Well, for a while there, the movie opens promisingly with an elaborate pre-credits Sicily-set sequence as Fuqua incorporates some tracking shots, which helps build anticipation for what’s coming next. I love how Robert McCall (Denzel Washington) enters the picture here. Then comes his subsequent don’t-mess-with-me warning that we have grown accustomed to his character since the first two movies, leading to a brief but thrillingly staged brutal action set piece.
It was a good start before the movie slowed down considerably as Robert (he calls himself Roberto) lay low in the idyllic small town in Italy after suffering from a serious injury. A kind doctor named Enzo (Remo Girone) saves his life and as Robert is slowly recuperating, he finds himself enjoying the warmth of the lovely neighborhood around the town (among them includes Aminah, played by Gaia Scodellaro, who works at a local café).
The calm-before-the-storm moments allow Robert Richardson to flex his gorgeous cinematography, capturing the old-world charm of the on-location shoot in Atrani, Italy – the cobblestone lanes, the quaint shops, and the picturesque view of the multi-tier houses. It almost makes me feel like I’m watching a travelogue.

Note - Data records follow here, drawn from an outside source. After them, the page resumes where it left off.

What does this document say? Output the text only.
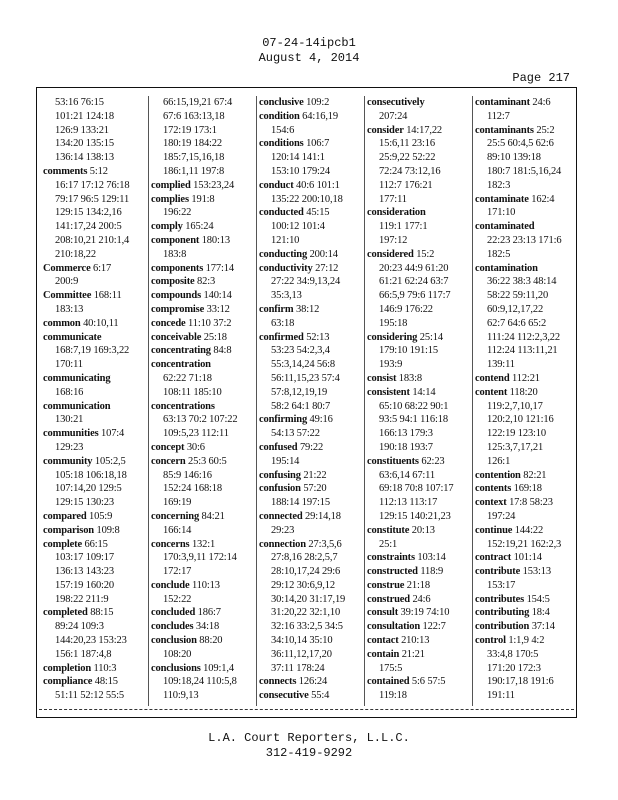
07-24-14ipcb1
August 4, 2014
Page 217
53:16 76:15
101:21 124:18
126:9 133:21
134:20 135:15
136:14 138:13
comments 5:12
16:17 17:12 76:18
79:17 96:5 129:11
129:15 134:2,16
141:17,24 200:5
208:10,21 210:1,4
210:18,22
Commerce 6:17
200:9
Committee 168:11
183:13
common 40:10,11
communicate
168:7,19 169:3,22
170:11
communicating
168:16
communication
130:21
communities 107:4
129:23
community 105:2,5
105:18 106:18,18
107:14,20 129:5
129:15 130:23
compared 105:9
comparison 109:8
complete 66:15
103:17 109:17
136:13 143:23
157:19 160:20
198:22 211:9
completed 88:15
89:24 109:3
144:20,23 153:23
156:1 187:4,8
completion 110:3
compliance 48:15
51:11 52:12 55:5
66:15,19,21 67:4
67:6 163:13,18
172:19 173:1
180:19 184:22
185:7,15,16,18
186:1,11 197:8
complied 153:23,24
complies 191:8
196:22
comply 165:24
component 180:13
183:8
components 177:14
composite 82:3
compounds 140:14
compromise 33:12
concede 11:10 37:2
conceivable 25:18
concentrating 84:8
concentration
62:22 71:18
108:11 185:10
concentrations
63:13 70:2 107:22
109:5,23 112:11
concept 30:6
concern 25:3 60:5
85:9 146:16
152:24 168:18
169:19
concerning 84:21
166:14
concerns 132:1
170:3,9,11 172:14
172:17
conclude 110:13
152:22
concluded 186:7
concludes 34:18
conclusion 88:20
108:20
conclusions 109:1,4
109:18,24 110:5,8
110:9,13
conclusive 109:2
condition 64:16,19
154:6
conditions 106:7
120:14 141:1
153:10 179:24
conduct 40:6 101:1
135:22 200:10,18
conducted 45:15
100:12 101:4
121:10
conducting 200:14
conductivity 27:12
27:22 34:9,13,24
35:3,13
confirm 38:12
63:18
confirmed 52:13
53:23 54:2,3,4
55:3,14,24 56:8
56:11,15,23 57:4
57:8,12,19,19
58:2 64:1 80:7
confirming 49:16
54:13 57:22
confused 79:22
195:14
confusing 21:22
confusion 57:20
188:14 197:15
connected 29:14,18
29:23
connection 27:3,5,6
27:8,16 28:2,5,7
28:10,17,24 29:6
29:12 30:6,9,12
30:14,20 31:17,19
31:20,22 32:1,10
32:16 33:2,5 34:5
34:10,14 35:10
36:11,12,17,20
37:11 178:24
connects 126:24
consecutive 55:4
consecutively
207:24
consider 14:17,22
15:6,11 23:16
25:9,22 52:22
72:24 73:12,16
112:7 176:21
177:11
consideration
119:1 177:1
197:12
considered 15:2
20:23 44:9 61:20
61:21 62:24 63:7
66:5,9 79:6 117:7
146:9 176:22
195:18
considering 25:14
179:10 191:15
193:9
consist 183:8
consistent 14:14
65:10 68:22 90:1
93:5 94:1 116:18
166:13 179:3
190:18 193:7
constituents 62:23
63:6,14 67:11
69:18 70:8 107:17
112:13 113:17
129:15 140:21,23
constitute 20:13
25:1
constraints 103:14
constructed 118:9
construe 21:18
construed 24:6
consult 39:19 74:10
consultation 122:7
contact 210:13
contain 21:21
175:5
contained 5:6 57:5
119:18
contaminant 24:6
112:7
contaminants 25:2
25:5 60:4,5 62:6
89:10 139:18
180:7 181:5,16,24
182:3
contaminate 162:4
171:10
contaminated
22:23 23:13 171:6
182:5
contamination
36:22 38:3 48:14
58:22 59:11,20
60:9,12,17,22
62:7 64:6 65:2
111:24 112:2,3,22
112:24 113:11,21
139:11
contend 112:21
content 118:20
119:2,7,10,17
120:2,10 121:16
122:19 123:10
125:3,7,17,21
126:1
contention 82:21
contents 169:18
context 17:8 58:23
197:24
continue 144:22
152:19,21 162:2,3
contract 101:14
contribute 153:13
153:17
contributes 154:5
contributing 18:4
contribution 37:14
control 1:1,9 4:2
33:4,8 170:5
171:20 172:3
190:17,18 191:6
191:11
L.A. Court Reporters, L.L.C.
312-419-9292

But a beautiful setting like this can only go so far as to immerse the audience. This is especially true with Fuqua’s frequently stop-start direction as he navigates Richard Wenk’s tired screenplay in the same old storytelling approach. Bad guys are introduced, and this time, Robert is facing an Italian mafia family led by Vincent (Andrea Scarduzio) and his brother, Marco (Andrea Dodero). The mafia family has been harassing the townspeople and forcing them to cough up some protection money.
Likewise, Robert tries his best to mind his own business. But as with the tradition of ‘The Equalizer’ franchise, he eventually steps in to help the hapless folks. And that is, reverting to his old ways of solving problems by getting his hands dirty. Too bad Fuqua takes his sweet time to get to the point. The introduction of a ruthless mafia family is a nice move. They are uncompromising people who won’t hesitate to hurt or kill anyone trying to defy them.
And yet, the movie depicts them as nothing more than shallow big bullies who barely stand a chance upon facing Robert’s wrath. I get that Robert is a retired CIA operative with special sets of skills and such. He doesn’t bat an eye when he needs to inflict pain on someone, and he’s an expert in that. We have seen him doing that for the past two movies. But would it kill Fuqua to at least not showcase these Italian mafia characters like a walk in the park for Robert?
Don’t get me wrong, the usual violent action set pieces are there, with Robert bringing down the Italian mafia using whatever items are in his possession. But the stakes are disappointingly low since Vincent and his men are hardly a threat.
And speaking of Vincent, Andrea Scarduzio turns out to be the weakest antagonist I’ve ever seen in ‘The Equalizer’ franchise, particularly when compared to Marton Csokas and Pedro Pascal in the first two movies or even on its own merits. I hate to say this, but at least the previous two actors who played the respective antagonists have better personalities than Andrea Scarduzio’s standard-issue, garden-variety turn of an Italian mafia boss.
As for Denzel himself, he remains the reason to watch this otherwise flimsy third installment. He still has the magnetic charm and personality for a 68-year-old actor and knows how to command the screen.
‘The Equalizer 3’ also reunites the veteran actor with Dakota Fanning, where they last collaborated in ‘Man on Fire’ back in 2004; how time flies when Dakota was only ten years old when that movie was released. And now, she’s all grown up, and here, she plays Emma Collins, a deskbound intelligence officer on her field duty dealing with Robert. It’s nice seeing them sharing the same screen again. But Dakota’s overall supporting turn in ‘The Equalizer 3’ is rather a perfunctory addition to the franchise that I wish Fuqua could do better when pairing her with Denzel.
So much for the so-called final chapter of ‘The Equalizer’ that could have been a solid conclusion (never mind with the recent talks on a potential prequel), given Denzel’s acting caliber, he certainly deserves better than this.